En estos tiempos donde el miedo a la inteligencia artificial está tocando notas que oscilan entre la preocupación legítima y lo absurdo, los detectores de texto generado por IA han empezado a dar resultados que parecen sacados de una novela de Valle-Inclán. El escritor Pedro Torrijos (aprovecho para recomendar sus hilos «La brasa Torrijos») ha demostrado, y publicado en Twitter, lo hilarante que puede ser confiar ciegamente en estos sistemas.
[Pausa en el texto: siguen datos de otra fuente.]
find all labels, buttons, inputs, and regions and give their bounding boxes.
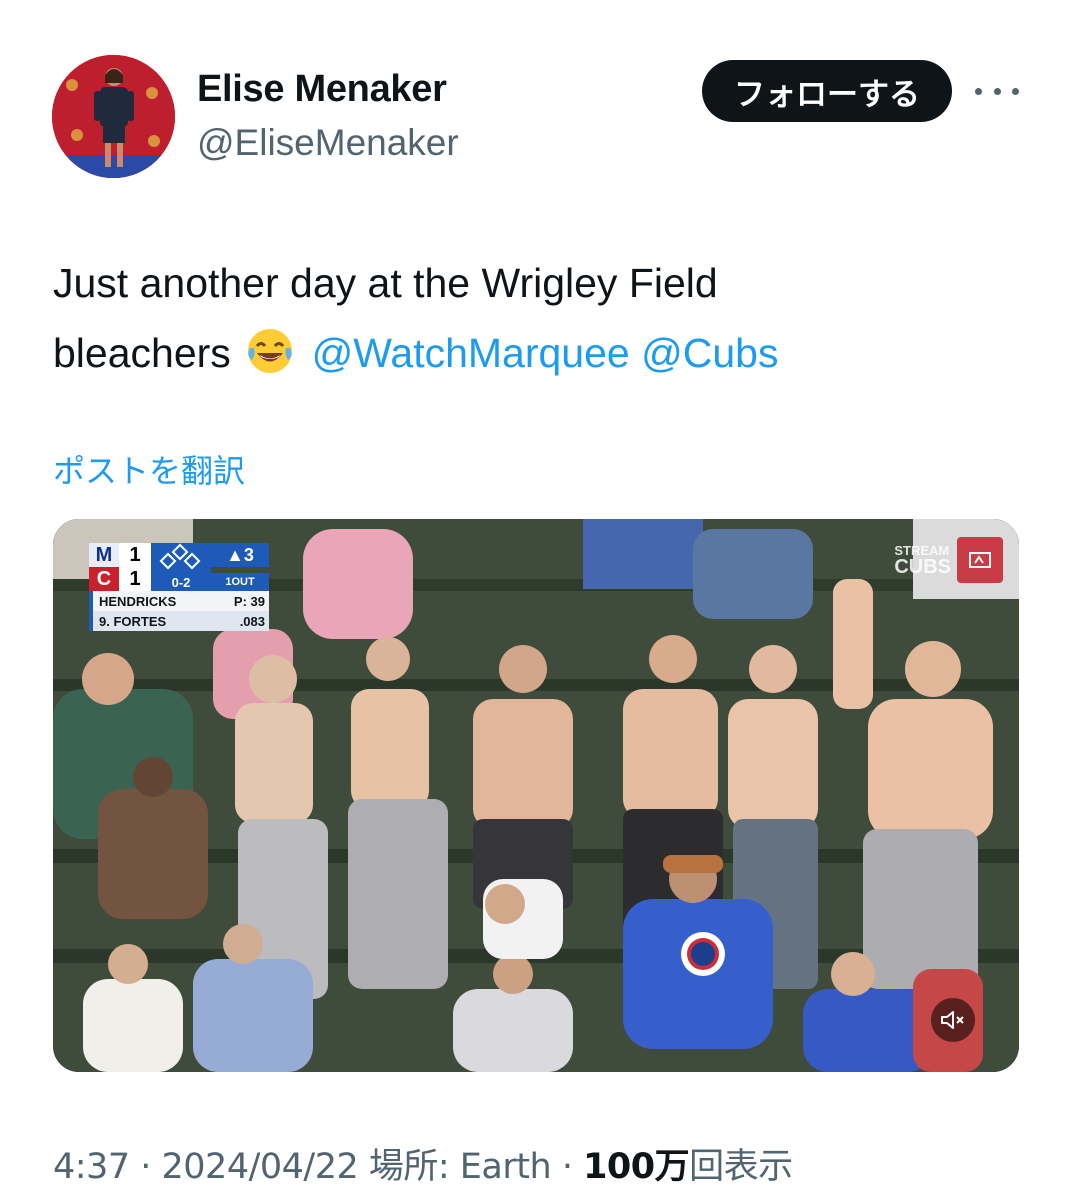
more-options-icon[interactable]: [975, 74, 1019, 108]
stream-badge: STREAM CUBS: [894, 537, 1003, 583]
stream-text: STREAM CUBS: [894, 544, 951, 578]
outs-indicator: 1OUT: [211, 573, 269, 591]
tweet-time[interactable]: 4:37: [53, 1147, 130, 1187]
pitcher-pitches: P: 39: [233, 593, 265, 609]
batter-average: .083: [239, 613, 265, 629]
author-handle[interactable]: @EliseMenaker: [197, 122, 459, 164]
tweet-date[interactable]: 2024/04/22: [162, 1147, 359, 1187]
author-display-name[interactable]: Elise Menaker: [197, 68, 447, 111]
tweet-page: Elise Menaker @EliseMenaker フォローする Just …: [0, 0, 1068, 1200]
dot: [975, 87, 982, 95]
translate-post-link[interactable]: ポストを翻訳: [53, 446, 245, 492]
views-count: 100万: [583, 1147, 690, 1187]
tweet-location: 場所: Earth: [368, 1147, 552, 1187]
mention-watchmarquee[interactable]: @WatchMarquee: [312, 330, 630, 376]
dot: [1012, 87, 1019, 95]
inning-indicator: ▲3: [211, 543, 269, 567]
away-score: 1: [119, 543, 151, 567]
home-score: 1: [119, 567, 151, 591]
mute-toggle-button[interactable]: [931, 998, 975, 1042]
away-team-logo: M: [89, 543, 119, 567]
batter-line: 9. FORTES .083: [89, 611, 269, 631]
tweet-text: Just another day at the Wrigley Field bl…: [53, 248, 1013, 388]
author-avatar[interactable]: [52, 55, 175, 178]
volume-muted-icon: [941, 1011, 964, 1029]
tweet-text-line-2: bleachers @WatchMarquee @Cubs: [53, 318, 1013, 388]
tweet-text-word: bleachers: [53, 330, 231, 376]
avatar-image: [52, 55, 175, 178]
pitch-count: 0-2: [151, 573, 211, 591]
marquee-logo-icon: [957, 537, 1003, 583]
stream-label-bottom: CUBS: [894, 556, 951, 578]
tweet-meta: 4:37 · 2024/04/22 場所: Earth · 100万回表示: [53, 1138, 793, 1189]
views-label: 回表示: [689, 1147, 793, 1187]
mention-cubs[interactable]: @Cubs: [641, 330, 778, 376]
home-team-logo: C: [89, 567, 119, 591]
pitcher-line: HENDRICKS P: 39: [89, 591, 269, 611]
pitcher-name: HENDRICKS: [99, 593, 177, 609]
tweet-text-line-1: Just another day at the Wrigley Field: [53, 260, 718, 306]
scorebug: M 1 C 1 ▲3 0-2 1OUT HENDRICKS P: 39 9. F…: [89, 543, 269, 631]
batter-name: 9. FORTES: [99, 613, 167, 629]
meta-separator: ·: [561, 1147, 584, 1187]
laughing-crying-emoji-icon: [248, 329, 293, 373]
tweet-video[interactable]: M 1 C 1 ▲3 0-2 1OUT HENDRICKS P: 39 9. F…: [53, 519, 1019, 1072]
dot: [993, 87, 1001, 95]
follow-button[interactable]: フォローする: [702, 60, 952, 122]
meta-separator: ·: [140, 1147, 162, 1187]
Su experimento dejó a más de uno rascándose la cabeza: el detector calificó el primer párrafo de El Quijote, de Miguel de Cervantes, como «86% generado por IA». Así que, según esta herramienta, Cervantes era un visionario o... un robot.
Por supuesto, esto no fue un caso aislado. Torrijos también introdujo un texto propio de 2013, completamente humano y escrito mucho antes del auge de las IA generativas. El veredicto de la máquina fue implacable: «99% IA». En cambio, cuando pegó un párrafo generado por Gemini al que solo le cambió tres palabras, el detector decidió que era «48% IA». ¿Estamos ante un mundo donde escribir demasiado bien es sospechoso de ser robótico, y los robots pueden disimular mejor que los humanos? Todo apunta a que sí.
Detrás de la broma se esconden cuestiones serias. Estos detectores, que han proliferado en sectores como el educativo o el empresarial, están siendo usados para evaluar la originalidad de textos e incluso decidir sanciones en casos de presunto plagio. Sin embargo, experimentos como el de Torrijos dejan en evidencia su falta de fiabilidad. Si un texto de hace más de 400 años es «86% inteligencia artificial» y un párrafo contemporáneo de un humano es «99% IA», ¿qué criterios están usando para dictar sentencia? Y lo más inquietante: ¿quién les dio semejante autoridad?
El problema no es únicamente técnico; es filosófico y práctico. Estos sistemas están basados en modelos probabilísticos que detectan patrones estadísticos asociados a las producciones de inteligencia artificial. Pero cuando esos patrones coinciden con los estilos literarios humanos, especialmente en textos elaborados, los detectores tienden a fallar estrepitosamente. Lo que parece «demasiado perfecto» o «demasiado uniforme» se etiqueta como robótico, ignorando siglos de tradición literaria que precisamente valora esa perfección estilística.
Por otro lado, estos detectores también pueden ser fácilmente engañados. Con modificaciones mínimas, un texto generado por IA puede pasar como humano, y viceversa. En este contexto, la herramienta se convierte más en un juego de adivinanzas que en un recurso fiable. Y mientras tanto, los usuarios —estudiantes, escritores y profesionales— terminan siendo juzgados por un sistema que ni siquiera entiende el significado de lo que evalúa.
Este tipo de situaciones deja claro que aún estamos lejos de entender y controlar las herramientas que hemos desarrollado. Mientras tanto, los escritores y estudiantes tendrán que convivir con la sombra de la sospecha, enfrentándose a algoritmos que ven robots donde no los hay. Y quién sabe, quizás algún día un detector declare que esta misma noticia es 100% IA. Si pasa, solo puedo decir: «Cervantes, bienvenido al club«.